Gone are the days for display advertising that can be seen in periodicals since performance ad network and performance advertising are now available. In performance advertising, other means of electronic media aside from the Internet is used. Regardless of what kind, let us share with you the different pricing models used for performance advertising.
- CPM (Cost Per Mile, or Cost Per Thousand)
This is a kind of pricing model wherein performance advertising is charged for impressions. An example is how many times a person or a group of people have viewed the advertisement.
On the other hand, the glitch of CPM advertising in the world of performance advertising is that the advertisers are still charged. It applies whether or not the target audience has clicked on the advertisement.
- CPC (Cost-Per-Click)
This is the exact opposite of CPM. This is because CPC advertising only charges advertisers once the end-user clicks the advertisement. Since the competition has become tougher, the search keywords used can be very expensive.

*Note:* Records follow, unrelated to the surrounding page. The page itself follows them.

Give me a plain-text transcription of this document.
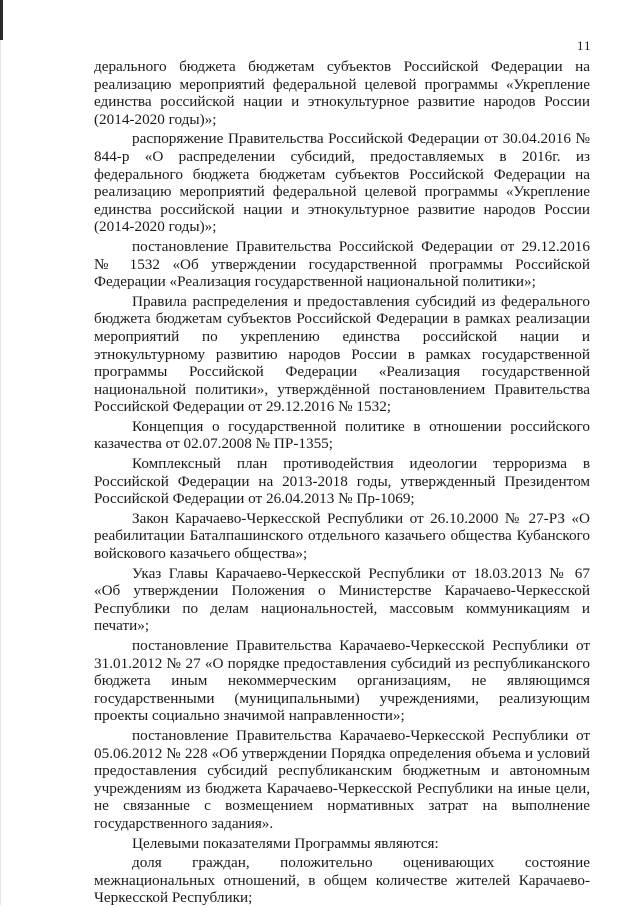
11

дерального бюджета бюджетам субъектов Российской Федерации на реализацию мероприятий федеральной целевой программы «Укрепление единства российской нации и этнокультурное развитие народов России (2014-2020 годы)»;

распоряжение Правительства Российской Федерации от 30.04.2016 № 844-р «О распределении субсидий, предоставляемых в 2016г. из федерального бюджета бюджетам субъектов Российской Федерации на реализацию мероприятий федеральной целевой программы «Укрепление единства российской нации и этнокультурное развитие народов России (2014-2020 годы)»;

постановление Правительства Российской Федерации от 29.12.2016 № 1532 «Об утверждении государственной программы Российской Федерации «Реализация государственной национальной политики»;

Правила распределения и предоставления субсидий из федерального бюджета бюджетам субъектов Российской Федерации в рамках реализации мероприятий по укреплению единства российской нации и этнокультурному развитию народов России в рамках государственной программы Российской Федерации «Реализация государственной национальной политики», утверждённой постановлением Правительства Российской Федерации от 29.12.2016 № 1532;

Концепция о государственной политике в отношении российского казачества от 02.07.2008 № ПР-1355;

Комплексный план противодействия идеологии терроризма в Российской Федерации на 2013-2018 годы, утвержденный Президентом Российской Федерации от 26.04.2013 № Пр-1069;

Закон Карачаево-Черкесской Республики от 26.10.2000 № 27-РЗ «О реабилитации Баталпашинского отдельного казачьего общества Кубанского войскового казачьего общества»;

Указ Главы Карачаево-Черкесской Республики от 18.03.2013 № 67 «Об утверждении Положения о Министерстве Карачаево-Черкесской Республики по делам национальностей, массовым коммуникациям и печати»;

постановление Правительства Карачаево-Черкесской Республики от 31.01.2012 № 27 «О порядке предоставления субсидий из республиканского бюджета иным некоммерческим организациям, не являющимся государственными (муниципальными) учреждениями, реализующим проекты социально значимой направленности»;

постановление Правительства Карачаево-Черкесской Республики от 05.06.2012 № 228 «Об утверждении Порядка определения объема и условий предоставления субсидий республиканским бюджетным и автономным учреждениям из бюджета Карачаево-Черкесской Республики на иные цели, не связанные с возмещением нормативных затрат на выполнение государственного задания».

Целевыми показателями Программы являются:

доля граждан, положительно оценивающих состояние межнациональных отношений, в общем количестве жителей Карачаево-Черкесской Республики;
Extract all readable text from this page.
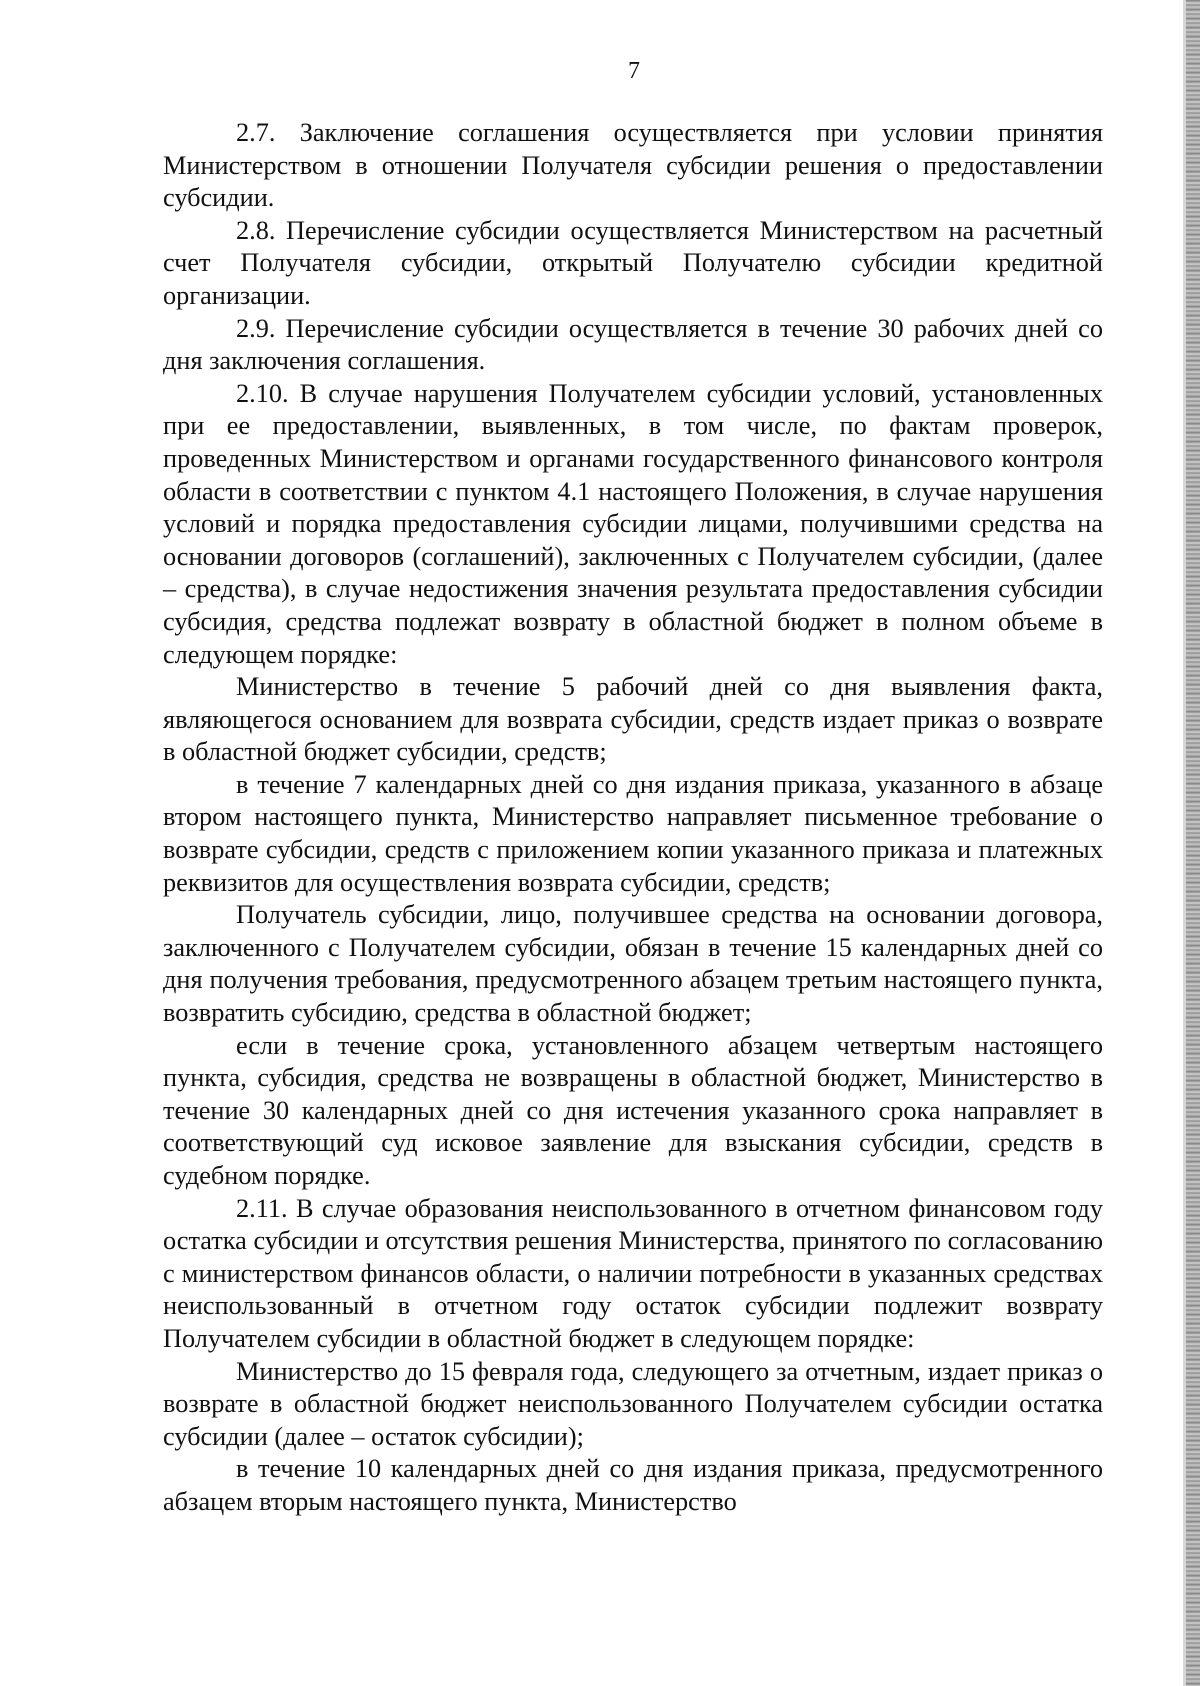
7

2.7. Заключение соглашения осуществляется при условии принятия Министерством в отношении Получателя субсидии решения о предоставлении субсидии.

2.8. Перечисление субсидии осуществляется Министерством на расчетный счет Получателя субсидии, открытый Получателю субсидии кредитной организации.

2.9. Перечисление субсидии осуществляется в течение 30 рабочих дней со дня заключения соглашения.

2.10. В случае нарушения Получателем субсидии условий, установленных при ее предоставлении, выявленных, в том числе, по фактам проверок, проведенных Министерством и органами государственного финансового контроля области в соответствии с пунктом 4.1 настоящего Положения, в случае нарушения условий и порядка предоставления субсидии лицами, получившими средства на основании договоров (соглашений), заключенных с Получателем субсидии, (далее – средства), в случае недостижения значения результата предоставления субсидии субсидия, средства подлежат возврату в областной бюджет в полном объеме в следующем порядке:

Министерство в течение 5 рабочий дней со дня выявления факта, являющегося основанием для возврата субсидии, средств издает приказ о возврате в областной бюджет субсидии, средств;

в течение 7 календарных дней со дня издания приказа, указанного в абзаце втором настоящего пункта, Министерство направляет письменное требование о возврате субсидии, средств с приложением копии указанного приказа и платежных реквизитов для осуществления возврата субсидии, средств;

Получатель субсидии, лицо, получившее средства на основании договора, заключенного с Получателем субсидии, обязан в течение 15 календарных дней со дня получения требования, предусмотренного абзацем третьим настоящего пункта, возвратить субсидию, средства в областной бюджет;

если в течение срока, установленного абзацем четвертым настоящего пункта, субсидия, средства не возвращены в областной бюджет, Министерство в течение 30 календарных дней со дня истечения указанного срока направляет в соответствующий суд исковое заявление для взыскания субсидии, средств в судебном порядке.

2.11. В случае образования неиспользованного в отчетном финансовом году остатка субсидии и отсутствия решения Министерства, принятого по согласованию с министерством финансов области, о наличии потребности в указанных средствах неиспользованный в отчетном году остаток субсидии подлежит возврату Получателем субсидии в областной бюджет в следующем порядке:

Министерство до 15 февраля года, следующего за отчетным, издает приказ о возврате в областной бюджет неиспользованного Получателем субсидии остатка субсидии (далее – остаток субсидии);

в течение 10 календарных дней со дня издания приказа, предусмотренного абзацем вторым настоящего пункта, Министерство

According to a 2007 Doubleclick Performic Search, the report shows that there are almost six times as many keywords on every cost per click (CPC). As of January 2007, it is more than $1 compared to the previous year. As a matter of fact, there is an increase in the cost per keyword by 33%. On the other hand, the cost per click also got bigger by 55%.
- CPL (Cost per Lead)
In this kind of performance advertising, the advertisers only pay for the qualified leads. This means that regardless of the clicks or impressions that are generated by the lead, they still get compensated for their work. CPL advertising is also known as online lead generation.
In performance advertising, the pricing model is the most advertisers friendly. According to the latest research done by IBM, it shows that two-thirds of the senior marketers are anticipating 20 percent of ad revenue.